Computer science student gains tech field experience through ‘self-advocacy’


Courtesy Photo

Camille Buranday poses next to a Google sign. Buranday attended Google’s Computer Science Summer Institute the summer before her senior year of high school.

For a freshman, management information systems major Camille Buranday is already ahead of the game, having spent the last few years exploring her preferred career field — technology.

“I’ve always known I wanted to be in tech — I just didn’t know if I wanted to work on the software, hardware or business side,” Buranday said. “I’ll most likely end up as an IT analyst, but, as long as I am working in the tech field, I know I’ll be happy.”

Buranday said she learned a number of valuable lessons from her high school teachers.

“The biggest thing I learned from my mentors in high school is self-advocacy,” Buranday said. “You have to go out there and create these opportunities because they won’t be handed to you.”

Just before her junior year of high school, Buranday began seeking out opportunities and applying for internships to get a head start on her goals. Taking initiative paid off.

For three weeks during the summer before her senior year of high school, Buranday attended Google’s Computer Science Summer Institute, where she learned about various coding languages and heard professionals speak about key aspects of jobs within the technology field.

The summer before that, she had the opportunity to study abroad at Pembroke College in Oxford, England.

“The application was extremely tedious,” Buranday said. “Several essays, a few short answers, numerous reference letters and typical things like transcript, resume, etc. The program actually only offered me a half scholarship, but I kept pushing them to reconsider my application. I honestly thought they got annoyed at me, but they finally got back to me with a full scholarship offer.”

Upon receiving the full scholarship, Buranday spent her the summer before her junior year as a student in Oxford. Attending classes during the day and exploring the city during her downtime, she was able to get a sense of what collegiate life would entail prior to enrolling for her first semester at Wichita State.

“It was honestly a lot like college,” Buranday said. “A typical day would be class for a few hours in the morning, lunch, and then you were free to explore the city on your own, do homework, or participate in pre-planned activities.
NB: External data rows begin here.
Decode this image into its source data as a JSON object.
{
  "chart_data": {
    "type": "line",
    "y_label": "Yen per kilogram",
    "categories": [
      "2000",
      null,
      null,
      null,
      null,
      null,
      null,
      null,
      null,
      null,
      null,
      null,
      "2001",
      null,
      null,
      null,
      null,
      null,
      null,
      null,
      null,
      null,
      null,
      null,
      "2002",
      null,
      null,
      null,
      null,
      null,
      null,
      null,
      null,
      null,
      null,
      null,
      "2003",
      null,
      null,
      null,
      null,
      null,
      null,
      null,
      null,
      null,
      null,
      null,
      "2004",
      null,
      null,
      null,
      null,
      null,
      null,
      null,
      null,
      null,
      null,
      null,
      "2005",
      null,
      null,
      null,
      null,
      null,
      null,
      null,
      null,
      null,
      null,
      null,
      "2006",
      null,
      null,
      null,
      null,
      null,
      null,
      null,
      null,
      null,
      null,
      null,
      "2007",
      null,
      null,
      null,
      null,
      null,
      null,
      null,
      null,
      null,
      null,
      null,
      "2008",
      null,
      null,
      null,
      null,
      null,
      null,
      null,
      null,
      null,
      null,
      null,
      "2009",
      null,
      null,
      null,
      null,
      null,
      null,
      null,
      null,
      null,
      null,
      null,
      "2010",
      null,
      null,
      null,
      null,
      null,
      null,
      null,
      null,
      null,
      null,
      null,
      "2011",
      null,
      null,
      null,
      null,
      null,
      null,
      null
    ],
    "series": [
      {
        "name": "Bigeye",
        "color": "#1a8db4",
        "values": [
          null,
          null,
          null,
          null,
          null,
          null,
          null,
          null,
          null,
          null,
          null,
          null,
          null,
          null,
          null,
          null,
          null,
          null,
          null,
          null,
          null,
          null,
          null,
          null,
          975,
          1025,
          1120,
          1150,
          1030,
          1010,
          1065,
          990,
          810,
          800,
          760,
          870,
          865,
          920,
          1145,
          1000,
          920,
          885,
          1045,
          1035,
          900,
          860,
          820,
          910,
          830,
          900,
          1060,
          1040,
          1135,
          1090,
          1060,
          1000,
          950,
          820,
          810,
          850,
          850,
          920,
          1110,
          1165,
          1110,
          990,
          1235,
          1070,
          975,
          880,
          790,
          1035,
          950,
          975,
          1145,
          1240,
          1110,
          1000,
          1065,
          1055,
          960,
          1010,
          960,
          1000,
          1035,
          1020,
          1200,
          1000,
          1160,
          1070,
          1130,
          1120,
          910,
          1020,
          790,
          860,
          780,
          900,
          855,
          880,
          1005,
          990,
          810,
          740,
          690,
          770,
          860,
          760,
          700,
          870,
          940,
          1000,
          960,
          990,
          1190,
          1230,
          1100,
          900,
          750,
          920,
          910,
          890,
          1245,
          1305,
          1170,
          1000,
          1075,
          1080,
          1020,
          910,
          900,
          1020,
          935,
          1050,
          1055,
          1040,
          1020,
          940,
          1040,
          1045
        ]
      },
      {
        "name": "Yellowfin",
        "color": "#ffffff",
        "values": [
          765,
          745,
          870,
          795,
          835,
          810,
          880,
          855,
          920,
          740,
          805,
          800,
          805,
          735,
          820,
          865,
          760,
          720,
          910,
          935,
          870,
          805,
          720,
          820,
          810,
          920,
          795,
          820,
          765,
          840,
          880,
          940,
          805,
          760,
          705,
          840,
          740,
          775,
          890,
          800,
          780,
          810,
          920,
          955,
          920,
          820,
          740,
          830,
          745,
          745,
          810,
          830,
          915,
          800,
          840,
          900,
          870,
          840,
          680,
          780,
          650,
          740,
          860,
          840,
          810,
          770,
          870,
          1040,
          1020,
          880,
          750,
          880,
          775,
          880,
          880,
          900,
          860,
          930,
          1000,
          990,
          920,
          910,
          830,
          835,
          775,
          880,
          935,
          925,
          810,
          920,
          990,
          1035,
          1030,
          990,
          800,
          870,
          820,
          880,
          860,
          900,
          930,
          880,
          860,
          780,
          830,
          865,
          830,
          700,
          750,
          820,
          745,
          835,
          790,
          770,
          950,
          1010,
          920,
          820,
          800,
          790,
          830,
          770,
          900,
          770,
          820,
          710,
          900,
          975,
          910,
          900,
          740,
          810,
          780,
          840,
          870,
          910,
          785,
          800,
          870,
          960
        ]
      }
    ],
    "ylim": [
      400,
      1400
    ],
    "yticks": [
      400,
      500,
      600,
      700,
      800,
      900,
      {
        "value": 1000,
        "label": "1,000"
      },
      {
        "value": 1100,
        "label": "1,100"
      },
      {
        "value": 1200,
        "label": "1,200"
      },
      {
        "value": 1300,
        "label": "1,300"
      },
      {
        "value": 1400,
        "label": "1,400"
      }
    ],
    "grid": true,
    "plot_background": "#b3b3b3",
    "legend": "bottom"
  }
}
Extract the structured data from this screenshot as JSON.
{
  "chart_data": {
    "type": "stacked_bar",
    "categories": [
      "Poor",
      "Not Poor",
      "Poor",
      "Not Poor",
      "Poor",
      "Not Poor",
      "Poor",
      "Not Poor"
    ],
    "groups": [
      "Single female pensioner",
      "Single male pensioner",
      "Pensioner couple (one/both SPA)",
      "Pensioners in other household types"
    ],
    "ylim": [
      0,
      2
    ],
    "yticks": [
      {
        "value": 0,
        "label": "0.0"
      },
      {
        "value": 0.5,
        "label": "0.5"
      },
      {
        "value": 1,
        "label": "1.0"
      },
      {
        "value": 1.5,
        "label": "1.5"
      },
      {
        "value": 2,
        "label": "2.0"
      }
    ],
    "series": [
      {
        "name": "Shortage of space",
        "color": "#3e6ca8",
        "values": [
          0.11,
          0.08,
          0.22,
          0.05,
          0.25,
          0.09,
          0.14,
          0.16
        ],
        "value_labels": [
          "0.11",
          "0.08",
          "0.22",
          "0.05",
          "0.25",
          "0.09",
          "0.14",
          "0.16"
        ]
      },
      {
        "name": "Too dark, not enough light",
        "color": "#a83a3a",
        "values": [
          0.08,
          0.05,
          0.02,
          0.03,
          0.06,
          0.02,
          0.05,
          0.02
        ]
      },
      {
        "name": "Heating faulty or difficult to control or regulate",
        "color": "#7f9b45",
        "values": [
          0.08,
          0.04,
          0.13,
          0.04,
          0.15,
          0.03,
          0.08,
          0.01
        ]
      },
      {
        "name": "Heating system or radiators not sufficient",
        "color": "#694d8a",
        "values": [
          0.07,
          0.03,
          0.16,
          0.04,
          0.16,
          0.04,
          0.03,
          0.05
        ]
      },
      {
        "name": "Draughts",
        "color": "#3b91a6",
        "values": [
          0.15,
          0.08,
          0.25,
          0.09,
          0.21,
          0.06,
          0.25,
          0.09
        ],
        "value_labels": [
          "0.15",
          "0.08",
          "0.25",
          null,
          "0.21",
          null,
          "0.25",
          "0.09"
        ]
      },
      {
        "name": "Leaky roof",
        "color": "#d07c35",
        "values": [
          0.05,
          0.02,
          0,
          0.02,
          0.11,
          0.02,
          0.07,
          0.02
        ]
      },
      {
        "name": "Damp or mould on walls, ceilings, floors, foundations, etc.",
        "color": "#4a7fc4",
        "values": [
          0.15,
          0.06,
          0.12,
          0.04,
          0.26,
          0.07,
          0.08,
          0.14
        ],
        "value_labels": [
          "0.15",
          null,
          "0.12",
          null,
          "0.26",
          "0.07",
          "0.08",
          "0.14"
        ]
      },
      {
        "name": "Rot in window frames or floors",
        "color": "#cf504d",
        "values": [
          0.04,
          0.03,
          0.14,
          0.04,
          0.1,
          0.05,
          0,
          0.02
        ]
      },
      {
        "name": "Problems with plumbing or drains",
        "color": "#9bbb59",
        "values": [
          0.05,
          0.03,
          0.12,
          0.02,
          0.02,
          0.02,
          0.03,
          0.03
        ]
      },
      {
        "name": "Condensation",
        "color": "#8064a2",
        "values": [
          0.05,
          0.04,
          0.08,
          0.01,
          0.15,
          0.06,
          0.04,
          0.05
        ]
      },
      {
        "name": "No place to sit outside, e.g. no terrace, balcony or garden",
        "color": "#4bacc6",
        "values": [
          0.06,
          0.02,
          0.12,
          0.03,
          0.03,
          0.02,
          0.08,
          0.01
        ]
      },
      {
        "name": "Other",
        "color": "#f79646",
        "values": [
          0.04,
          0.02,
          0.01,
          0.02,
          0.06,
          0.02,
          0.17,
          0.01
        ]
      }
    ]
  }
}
We also had field trips, talent shows, and a homecoming-type dance on Fridays.”

The entire program even took a day trip to London.

Even though she said her experience at Google is what really pushed her to pursue a degree in management information systems, Buranday said the effort and dedication that the Oxford application required, taught her a lot about how to take steps towards achieving her goals.

“My Oxford trip taught me that self-advocacy can get you to places you never thought you’d end up — literally,” Buranday said. “Being proactive and constantly putting myself out there were definitely my keys to success.”